Selina's reports are very reminiscent of WeWork's reports, whose founder Adam Neumann is a large investor in the company (9%). In both cases, the same issues are evident, including defining an innovative segment for the younger generation and leading it, and using technology to explain why a company that operates in a traditional field like real estate allows itself to behave like a tech company and registers losses all along the way.
Like WeWork, Selina also invented a new index through which to measure the company's performance. In the case of Selina: TRevPOB or total revenue per bed occupancy. The company explains that this index is more relevant than standard occupancy because the rooms they offer can be converted, and therefore a new index is required to more accurately express the financial performance. However, the need for the index is confusing, since there is no explanation in the company's reports as to the mechanism used to convert rooms or its frequency.
What's more, Selina's business, as it itself defines it, is renting a "room" for a limited period, as they do in a hotel. The use of the room is customary because it defines the occupancy of the hotel in the strictest way. Selina offers private, double family and shared rooms, and therefore bed occupancy does not seem like an accurate measure of its activity.

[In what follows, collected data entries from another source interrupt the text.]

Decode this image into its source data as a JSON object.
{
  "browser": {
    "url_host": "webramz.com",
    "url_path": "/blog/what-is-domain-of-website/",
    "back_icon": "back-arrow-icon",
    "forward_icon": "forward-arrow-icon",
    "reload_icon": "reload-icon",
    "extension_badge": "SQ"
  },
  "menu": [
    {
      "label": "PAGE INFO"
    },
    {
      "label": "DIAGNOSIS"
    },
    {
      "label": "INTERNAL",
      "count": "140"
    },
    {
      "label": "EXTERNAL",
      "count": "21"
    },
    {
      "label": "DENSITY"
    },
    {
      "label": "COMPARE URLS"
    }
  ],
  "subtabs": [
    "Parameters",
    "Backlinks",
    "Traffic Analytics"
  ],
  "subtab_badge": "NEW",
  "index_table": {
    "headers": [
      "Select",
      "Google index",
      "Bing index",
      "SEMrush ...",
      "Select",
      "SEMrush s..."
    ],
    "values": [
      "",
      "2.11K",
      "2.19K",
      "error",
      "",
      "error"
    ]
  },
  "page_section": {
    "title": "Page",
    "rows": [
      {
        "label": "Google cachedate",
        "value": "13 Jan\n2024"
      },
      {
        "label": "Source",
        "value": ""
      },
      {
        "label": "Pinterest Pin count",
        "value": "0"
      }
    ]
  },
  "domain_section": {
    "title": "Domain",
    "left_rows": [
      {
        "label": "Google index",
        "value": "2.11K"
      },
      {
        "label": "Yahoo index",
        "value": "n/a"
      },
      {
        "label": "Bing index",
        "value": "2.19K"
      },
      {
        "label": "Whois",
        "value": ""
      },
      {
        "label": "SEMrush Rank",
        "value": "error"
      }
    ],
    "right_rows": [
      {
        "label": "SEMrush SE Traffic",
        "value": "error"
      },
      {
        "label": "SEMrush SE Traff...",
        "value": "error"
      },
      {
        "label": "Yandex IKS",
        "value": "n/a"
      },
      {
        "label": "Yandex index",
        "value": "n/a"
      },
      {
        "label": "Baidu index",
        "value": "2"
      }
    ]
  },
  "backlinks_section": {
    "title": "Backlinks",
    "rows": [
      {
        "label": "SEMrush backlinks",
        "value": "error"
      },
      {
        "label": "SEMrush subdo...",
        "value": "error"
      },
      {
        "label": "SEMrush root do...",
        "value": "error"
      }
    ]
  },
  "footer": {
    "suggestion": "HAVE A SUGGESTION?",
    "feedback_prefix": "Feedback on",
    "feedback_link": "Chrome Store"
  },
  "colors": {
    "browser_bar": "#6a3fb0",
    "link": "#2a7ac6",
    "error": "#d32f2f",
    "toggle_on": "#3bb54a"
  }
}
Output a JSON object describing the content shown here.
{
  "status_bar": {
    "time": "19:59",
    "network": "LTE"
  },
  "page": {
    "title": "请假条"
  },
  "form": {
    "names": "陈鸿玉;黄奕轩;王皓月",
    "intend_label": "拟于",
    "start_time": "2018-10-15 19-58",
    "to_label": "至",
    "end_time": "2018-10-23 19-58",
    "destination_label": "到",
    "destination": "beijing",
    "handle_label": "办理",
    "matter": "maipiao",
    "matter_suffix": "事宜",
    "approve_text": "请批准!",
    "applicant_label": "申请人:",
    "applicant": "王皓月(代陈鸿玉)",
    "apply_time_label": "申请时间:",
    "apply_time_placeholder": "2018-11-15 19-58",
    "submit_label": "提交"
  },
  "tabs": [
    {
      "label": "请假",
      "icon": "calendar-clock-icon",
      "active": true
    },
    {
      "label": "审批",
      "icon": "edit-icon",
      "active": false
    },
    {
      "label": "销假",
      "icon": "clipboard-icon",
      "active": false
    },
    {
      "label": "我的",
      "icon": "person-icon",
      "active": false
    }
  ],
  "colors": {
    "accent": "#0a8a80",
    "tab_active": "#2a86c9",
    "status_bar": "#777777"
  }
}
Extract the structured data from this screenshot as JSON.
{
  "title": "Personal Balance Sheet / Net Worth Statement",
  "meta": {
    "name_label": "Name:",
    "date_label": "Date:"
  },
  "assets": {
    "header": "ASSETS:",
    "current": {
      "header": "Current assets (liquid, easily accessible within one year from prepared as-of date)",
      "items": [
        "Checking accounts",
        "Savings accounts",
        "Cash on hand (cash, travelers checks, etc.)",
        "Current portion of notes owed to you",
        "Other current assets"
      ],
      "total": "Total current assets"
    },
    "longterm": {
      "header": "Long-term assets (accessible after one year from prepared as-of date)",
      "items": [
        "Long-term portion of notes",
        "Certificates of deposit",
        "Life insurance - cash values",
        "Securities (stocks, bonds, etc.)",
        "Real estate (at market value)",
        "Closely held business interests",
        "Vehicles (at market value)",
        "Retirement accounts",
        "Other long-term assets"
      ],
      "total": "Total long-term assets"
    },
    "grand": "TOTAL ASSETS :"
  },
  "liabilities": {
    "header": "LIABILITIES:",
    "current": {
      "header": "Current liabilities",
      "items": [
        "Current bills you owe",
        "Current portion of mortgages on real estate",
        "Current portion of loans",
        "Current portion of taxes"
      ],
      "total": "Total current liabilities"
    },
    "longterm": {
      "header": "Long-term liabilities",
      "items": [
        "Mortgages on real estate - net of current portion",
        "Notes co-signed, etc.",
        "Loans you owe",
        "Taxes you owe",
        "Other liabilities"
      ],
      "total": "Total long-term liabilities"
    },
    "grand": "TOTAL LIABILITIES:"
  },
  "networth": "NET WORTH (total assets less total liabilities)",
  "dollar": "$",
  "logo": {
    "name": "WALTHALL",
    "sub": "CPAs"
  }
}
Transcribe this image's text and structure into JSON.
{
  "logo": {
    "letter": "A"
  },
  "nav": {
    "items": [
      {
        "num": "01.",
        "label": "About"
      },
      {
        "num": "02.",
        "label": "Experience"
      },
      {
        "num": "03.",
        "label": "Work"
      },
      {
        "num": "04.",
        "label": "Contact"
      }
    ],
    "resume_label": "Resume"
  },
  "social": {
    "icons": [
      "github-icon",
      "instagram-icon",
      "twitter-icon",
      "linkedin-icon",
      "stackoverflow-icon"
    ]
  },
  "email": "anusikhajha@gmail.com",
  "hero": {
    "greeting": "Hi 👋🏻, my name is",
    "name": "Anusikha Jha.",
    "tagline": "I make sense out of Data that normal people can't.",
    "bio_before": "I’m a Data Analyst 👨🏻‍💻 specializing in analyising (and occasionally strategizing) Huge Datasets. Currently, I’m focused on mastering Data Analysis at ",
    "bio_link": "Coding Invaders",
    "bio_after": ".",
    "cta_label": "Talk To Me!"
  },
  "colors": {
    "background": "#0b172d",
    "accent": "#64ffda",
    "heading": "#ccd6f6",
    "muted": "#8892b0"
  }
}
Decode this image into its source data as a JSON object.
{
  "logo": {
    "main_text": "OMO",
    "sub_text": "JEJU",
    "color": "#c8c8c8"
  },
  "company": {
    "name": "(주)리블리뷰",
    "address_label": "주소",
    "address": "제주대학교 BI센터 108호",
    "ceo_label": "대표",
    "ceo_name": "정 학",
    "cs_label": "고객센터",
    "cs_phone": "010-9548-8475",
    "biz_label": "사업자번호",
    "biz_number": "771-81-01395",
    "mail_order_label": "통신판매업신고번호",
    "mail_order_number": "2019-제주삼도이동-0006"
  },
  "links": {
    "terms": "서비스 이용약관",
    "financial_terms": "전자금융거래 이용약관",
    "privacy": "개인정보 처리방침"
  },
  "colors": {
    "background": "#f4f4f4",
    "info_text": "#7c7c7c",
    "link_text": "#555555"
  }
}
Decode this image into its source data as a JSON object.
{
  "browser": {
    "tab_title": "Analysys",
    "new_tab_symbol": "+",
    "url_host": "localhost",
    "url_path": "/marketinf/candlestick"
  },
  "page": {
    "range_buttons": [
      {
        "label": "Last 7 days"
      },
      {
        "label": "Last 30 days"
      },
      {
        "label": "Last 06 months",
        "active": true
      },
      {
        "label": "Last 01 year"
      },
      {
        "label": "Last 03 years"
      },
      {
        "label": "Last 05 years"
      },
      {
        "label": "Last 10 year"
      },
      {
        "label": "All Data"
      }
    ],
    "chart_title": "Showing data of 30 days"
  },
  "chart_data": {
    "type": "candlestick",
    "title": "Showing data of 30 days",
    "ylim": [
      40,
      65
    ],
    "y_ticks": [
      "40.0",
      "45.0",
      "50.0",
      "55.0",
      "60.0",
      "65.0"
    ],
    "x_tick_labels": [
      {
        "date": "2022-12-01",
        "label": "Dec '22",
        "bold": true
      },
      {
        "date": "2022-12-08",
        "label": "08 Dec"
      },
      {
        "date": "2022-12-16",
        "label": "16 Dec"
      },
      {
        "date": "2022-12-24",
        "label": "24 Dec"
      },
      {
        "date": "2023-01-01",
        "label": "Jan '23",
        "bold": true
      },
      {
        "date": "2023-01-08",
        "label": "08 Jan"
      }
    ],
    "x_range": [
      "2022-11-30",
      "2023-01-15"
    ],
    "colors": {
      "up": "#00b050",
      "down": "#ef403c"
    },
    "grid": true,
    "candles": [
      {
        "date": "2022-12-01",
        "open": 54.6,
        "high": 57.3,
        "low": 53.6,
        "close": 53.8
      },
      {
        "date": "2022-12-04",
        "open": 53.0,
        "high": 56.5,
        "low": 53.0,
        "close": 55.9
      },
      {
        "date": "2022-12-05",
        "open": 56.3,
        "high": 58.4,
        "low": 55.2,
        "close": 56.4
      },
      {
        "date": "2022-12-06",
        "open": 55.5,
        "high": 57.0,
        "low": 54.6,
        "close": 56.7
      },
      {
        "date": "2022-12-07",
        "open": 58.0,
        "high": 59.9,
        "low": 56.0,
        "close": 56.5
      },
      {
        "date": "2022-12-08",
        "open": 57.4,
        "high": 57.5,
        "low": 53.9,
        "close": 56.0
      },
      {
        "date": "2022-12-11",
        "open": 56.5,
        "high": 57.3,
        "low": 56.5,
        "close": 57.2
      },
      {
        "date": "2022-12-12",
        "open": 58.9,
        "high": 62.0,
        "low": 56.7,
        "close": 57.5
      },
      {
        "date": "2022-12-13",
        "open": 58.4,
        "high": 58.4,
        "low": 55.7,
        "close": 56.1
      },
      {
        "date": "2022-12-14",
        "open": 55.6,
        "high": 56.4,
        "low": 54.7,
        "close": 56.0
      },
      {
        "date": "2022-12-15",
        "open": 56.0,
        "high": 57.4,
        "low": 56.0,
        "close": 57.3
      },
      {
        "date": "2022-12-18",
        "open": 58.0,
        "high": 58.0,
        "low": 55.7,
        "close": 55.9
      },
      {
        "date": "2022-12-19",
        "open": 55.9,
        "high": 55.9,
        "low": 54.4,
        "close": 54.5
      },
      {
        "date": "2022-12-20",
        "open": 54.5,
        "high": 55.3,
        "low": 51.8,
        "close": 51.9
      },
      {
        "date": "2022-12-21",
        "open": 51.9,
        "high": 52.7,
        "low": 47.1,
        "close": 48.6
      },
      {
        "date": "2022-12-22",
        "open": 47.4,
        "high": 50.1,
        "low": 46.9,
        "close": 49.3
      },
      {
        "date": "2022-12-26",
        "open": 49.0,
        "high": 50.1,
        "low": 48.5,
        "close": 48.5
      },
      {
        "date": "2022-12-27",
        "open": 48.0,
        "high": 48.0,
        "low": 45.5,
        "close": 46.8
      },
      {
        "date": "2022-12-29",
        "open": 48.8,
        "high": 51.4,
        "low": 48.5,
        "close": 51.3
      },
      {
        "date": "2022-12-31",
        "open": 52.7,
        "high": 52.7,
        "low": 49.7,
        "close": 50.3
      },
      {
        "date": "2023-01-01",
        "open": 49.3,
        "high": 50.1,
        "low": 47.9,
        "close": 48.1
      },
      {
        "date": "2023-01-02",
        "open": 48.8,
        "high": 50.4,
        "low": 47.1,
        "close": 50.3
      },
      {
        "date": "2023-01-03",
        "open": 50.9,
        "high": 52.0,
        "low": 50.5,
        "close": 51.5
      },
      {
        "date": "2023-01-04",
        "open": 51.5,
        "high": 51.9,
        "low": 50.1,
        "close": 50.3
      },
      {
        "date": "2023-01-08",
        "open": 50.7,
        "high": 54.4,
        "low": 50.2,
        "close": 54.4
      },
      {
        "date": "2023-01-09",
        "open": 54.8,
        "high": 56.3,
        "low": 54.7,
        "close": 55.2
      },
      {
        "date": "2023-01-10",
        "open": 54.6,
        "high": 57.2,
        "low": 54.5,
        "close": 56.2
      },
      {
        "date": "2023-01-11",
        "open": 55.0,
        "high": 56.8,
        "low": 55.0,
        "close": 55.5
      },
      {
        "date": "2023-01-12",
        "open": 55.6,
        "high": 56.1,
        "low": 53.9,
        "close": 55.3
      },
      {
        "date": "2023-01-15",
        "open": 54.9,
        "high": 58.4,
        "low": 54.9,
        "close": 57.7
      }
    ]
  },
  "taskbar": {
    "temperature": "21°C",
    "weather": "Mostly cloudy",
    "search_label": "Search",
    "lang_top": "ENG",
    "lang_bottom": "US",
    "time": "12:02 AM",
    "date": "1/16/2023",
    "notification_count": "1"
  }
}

Does a hotel that rents a room to a family indicate in its financial reports that the family requested an extra bed?
The comparison to WeWork is warranted when it comes to their style, but when it comes to the company's business, it should be compared to hostel chains or hotels, although Selina tries to differentiate itself from them.
In practice, Selina is part of a traditional industry. If you look at it as such, the company's performance reflects a problem. Although there are not many public hostel chains to compare to, there is a large one, Hostelworld, established in 1999. Both companies offer varying room models (private and shared), but only Selina thought it necessary to define it in a sophisticated new way. Also only one of the two, Hostelworld, chose a conservative growth strategy and issued its shares to the public in a healthy way (in 2015), while showing a consistent net profit.
GreenTree is another chain of guest houses that went public in 2018. Like Hostelworld, GreenTree did it quite traditionally. Although in the prospectus for its IPO it defined itself as a "growth" company, it entered the New York Stock Exchange with a positive bottom line and a history of net profit, which it maintained until the outbreak of the pandemic. Atour Lifestyle, a Chinese chain of hotels established in 2012 which went public last November, ended last year with a net profit of $14 million.
These three hospitality companies which all went public in recent years demonstrate one small thing: net profit is not a dirty word, conservative growth is not a bad thing, and there is no need to emphasize innovation or technology. You can simply build a better product.